PORTLAND, Ore.—Nanowire processors will pack more arithmetic and logic per square inch than conventional semiconductors, according to Harvard University researchers who recently demonstrated basic ALU functionality for silicon-germanium nanowire arrays in collaboration with Mitre Corp.
The Harvard- Mitre nanowire arrays were billed as the world’s first programmable nanoprocessor.
Produced by the laboratory of Charles Liber—an admirer of the legendary Richard Feynman—the ultra-tiny nanocircuits were composed of 30 nanometer thick, oxide-insulated wires, which were constructed into hierarchically arranged tile-like patterns that can be scaled for any sized problem. The crossbar wire arrays performed both operations and memory functions, since the state of nanowire field-effect transistors (FETs) was nonvolatile.

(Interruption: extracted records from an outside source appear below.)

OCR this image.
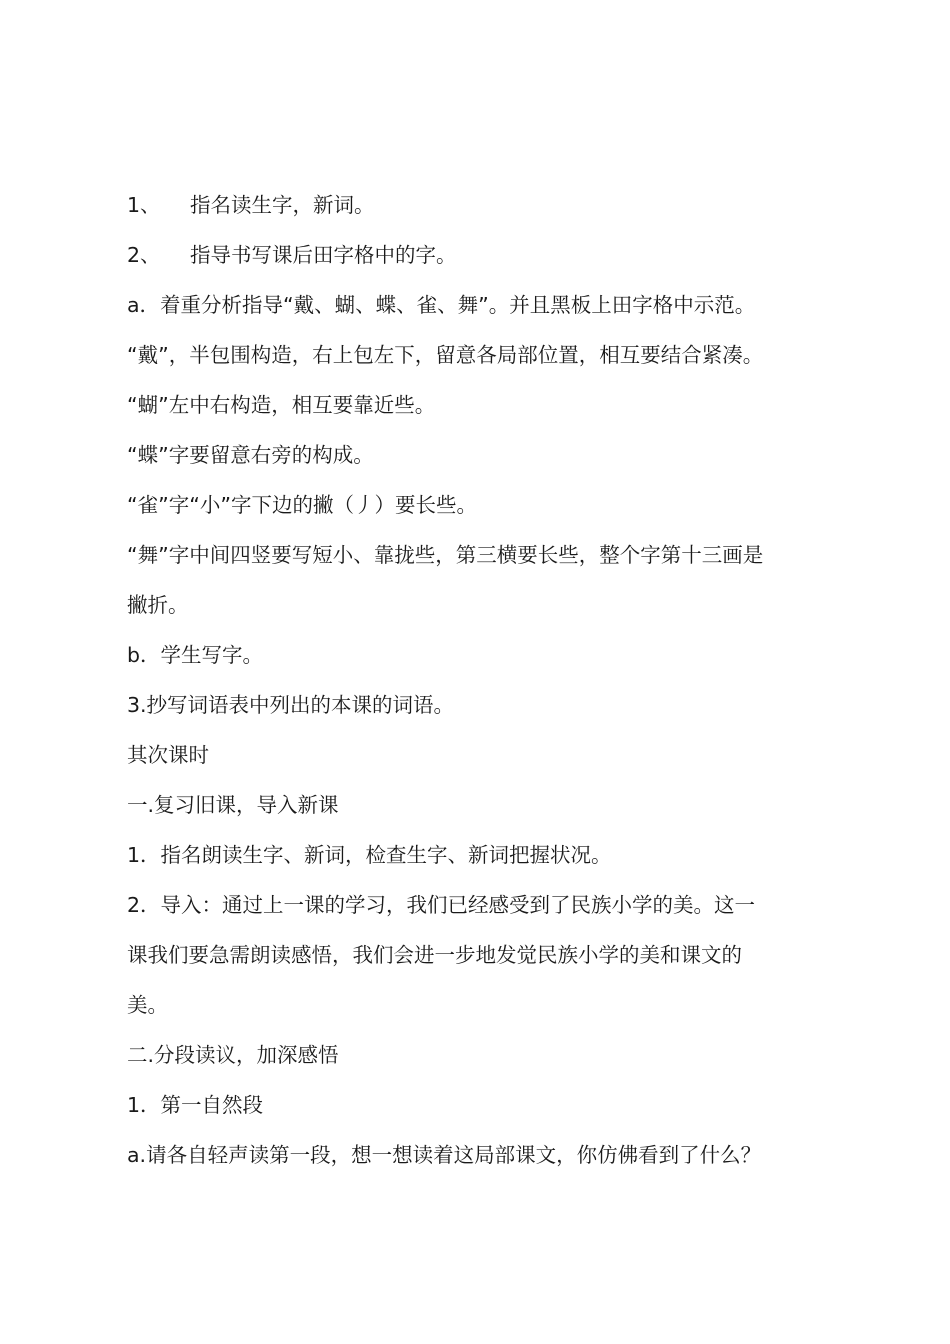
1、 指名读生字，新词。
2、 指导书写课后田字格中的字。
a．着重分析指导“戴、蝴、蝶、雀、舞”。并且黑板上田字格中示范。
“戴”，半包围构造，右上包左下，留意各局部位置，相互要结合紧凑。
“蝴”左中右构造，相互要靠近些。
“蝶”字要留意右旁的构成。
“雀”字“小”字下边的撇（丿）要长些。
“舞”字中间四竖要写短小、靠拢些，第三横要长些，整个字第十三画是
撇折。
b．学生写字。
3.抄写词语表中列出的本课的词语。
其次课时
一.复习旧课，导入新课
1．指名朗读生字、新词，检查生字、新词把握状况。
2．导入：通过上一课的学习，我们已经感受到了民族小学的美。这一
课我们要急需朗读感悟，我们会进一步地发觉民族小学的美和课文的
美。
二.分段读议，加深感悟
1．第一自然段
a.请各自轻声读第一段，想一想读着这局部课文，你仿佛看到了什么？
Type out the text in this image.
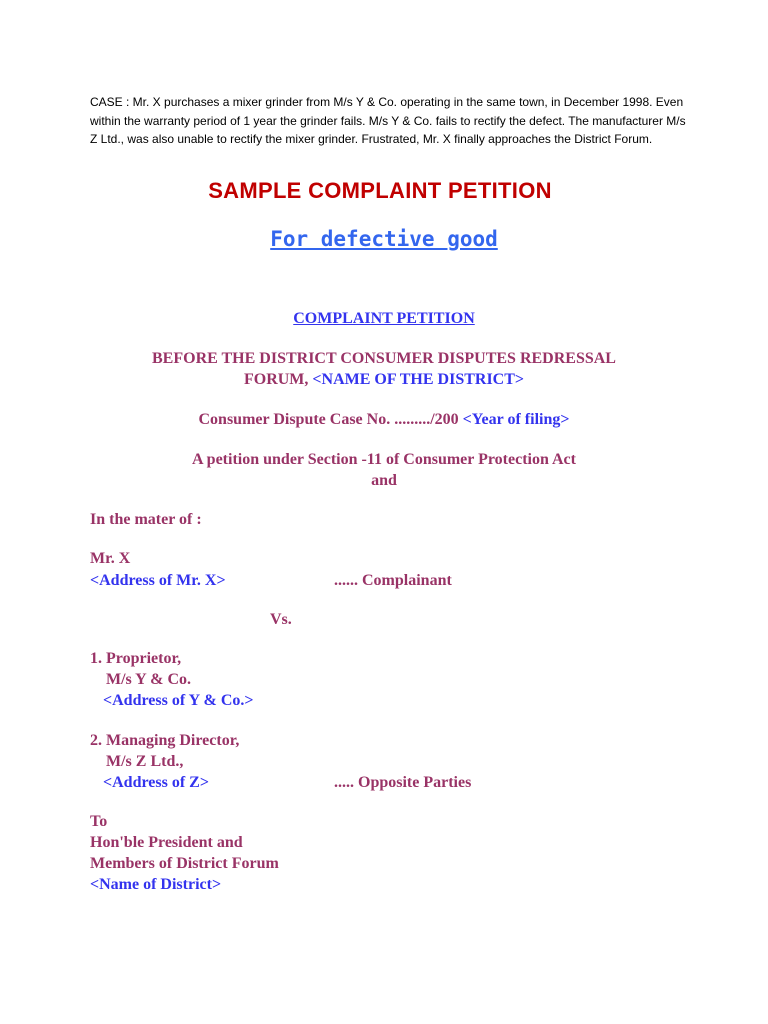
CASE : Mr. X purchases a mixer grinder from M/s Y & Co. operating in the same town, in December 1998. Even within the warranty period of 1 year the grinder fails. M/s Y & Co. fails to rectify the defect. The manufacturer M/s Z Ltd., was also unable to rectify the mixer grinder. Frustrated, Mr. X finally approaches the District Forum.
SAMPLE COMPLAINT PETITION
For defective good
COMPLAINT PETITION
BEFORE THE DISTRICT CONSUMER DISPUTES REDRESSAL
FORUM, <NAME OF THE DISTRICT>
Consumer Dispute Case No. ........./200 <Year of filing>
A petition under Section -11 of Consumer Protection Act
and
In the mater of :
Mr. X
<Address of Mr. X>	...... Complainant
Vs.
1. Proprietor,
M/s Y & Co.
<Address of Y & Co.>
2. Managing Director,
M/s Z Ltd.,
<Address of Z>	..... Opposite Parties
To
Hon'ble President and
Members of District Forum
<Name of District>
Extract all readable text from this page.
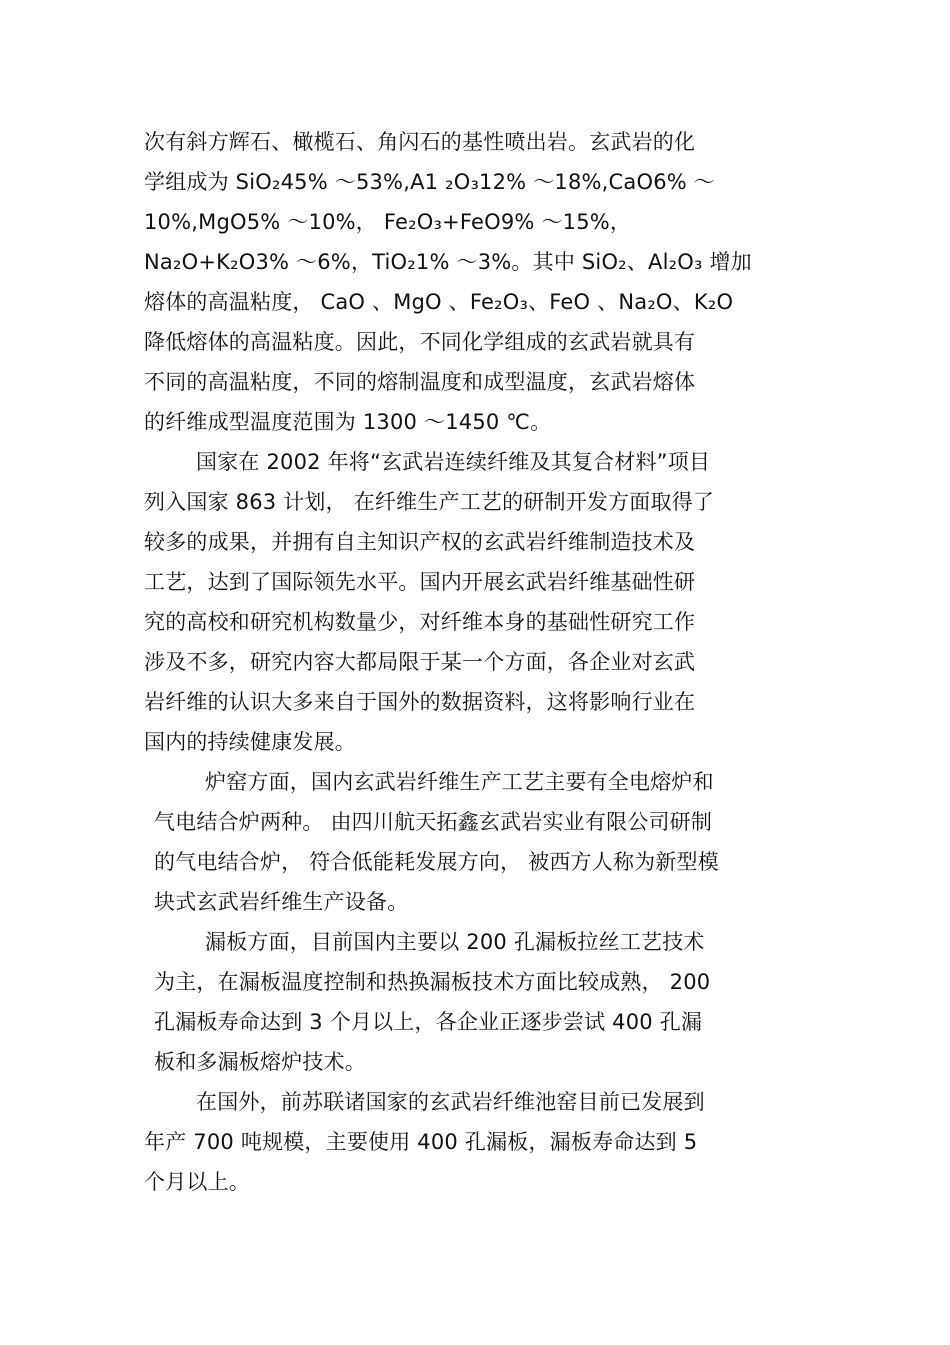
次有斜方辉石、橄榄石、角闪石的基性喷出岩。玄武岩的化
学组成为 SiO₂45% ～53%,A1 ₂O₃12% ～18%,CaO6% ～
10%,MgO5% ～10%， Fe₂O₃+FeO9% ～15%，
Na₂O+K₂O3% ～6%，TiO₂1% ～3%。其中 SiO₂、Al₂O₃ 增加
熔体的高温粘度， CaO 、MgO 、Fe₂O₃、FeO 、Na₂O、K₂O
降低熔体的高温粘度。因此，不同化学组成的玄武岩就具有
不同的高温粘度，不同的熔制温度和成型温度，玄武岩熔体
的纤维成型温度范围为 1300 ～1450 ℃。
国家在 2002 年将“玄武岩连续纤维及其复合材料”项目
列入国家 863 计划， 在纤维生产工艺的研制开发方面取得了
较多的成果，并拥有自主知识产权的玄武岩纤维制造技术及
工艺，达到了国际领先水平。国内开展玄武岩纤维基础性研
究的高校和研究机构数量少，对纤维本身的基础性研究工作
涉及不多，研究内容大都局限于某一个方面，各企业对玄武
岩纤维的认识大多来自于国外的数据资料，这将影响行业在
国内的持续健康发展。
炉窑方面，国内玄武岩纤维生产工艺主要有全电熔炉和
气电结合炉两种。 由四川航天拓鑫玄武岩实业有限公司研制
的气电结合炉， 符合低能耗发展方向， 被西方人称为新型模
块式玄武岩纤维生产设备。
漏板方面，目前国内主要以 200 孔漏板拉丝工艺技术
为主，在漏板温度控制和热换漏板技术方面比较成熟， 200
孔漏板寿命达到 3 个月以上，各企业正逐步尝试 400 孔漏
板和多漏板熔炉技术。
在国外，前苏联诸国家的玄武岩纤维池窑目前已发展到
年产 700 吨规模，主要使用 400 孔漏板，漏板寿命达到 5
个月以上。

Lieber claimed that the nanoewire processing functions also consumed less power than conventional circuits, which must constantly be powered to retain memory functions. Next, the researchers hope to demonstrate the kind of control functions needed to organize the nanoprocessors into an architecture to enable smart sensors and consumer electronic devices to be fabricated with silicon-germanium nanowires.
Funding for the project was provided by a faculty fellowship from the U.S. Department of Defense National Security Science and Engineering, the NanoEnabled Technology Initiative and the Mitre Innovation Program.
Scanning electron microscopy image of a programmable nanowire nanoprocessor super-imposed on a schematic nanoprocessor circuit architecture.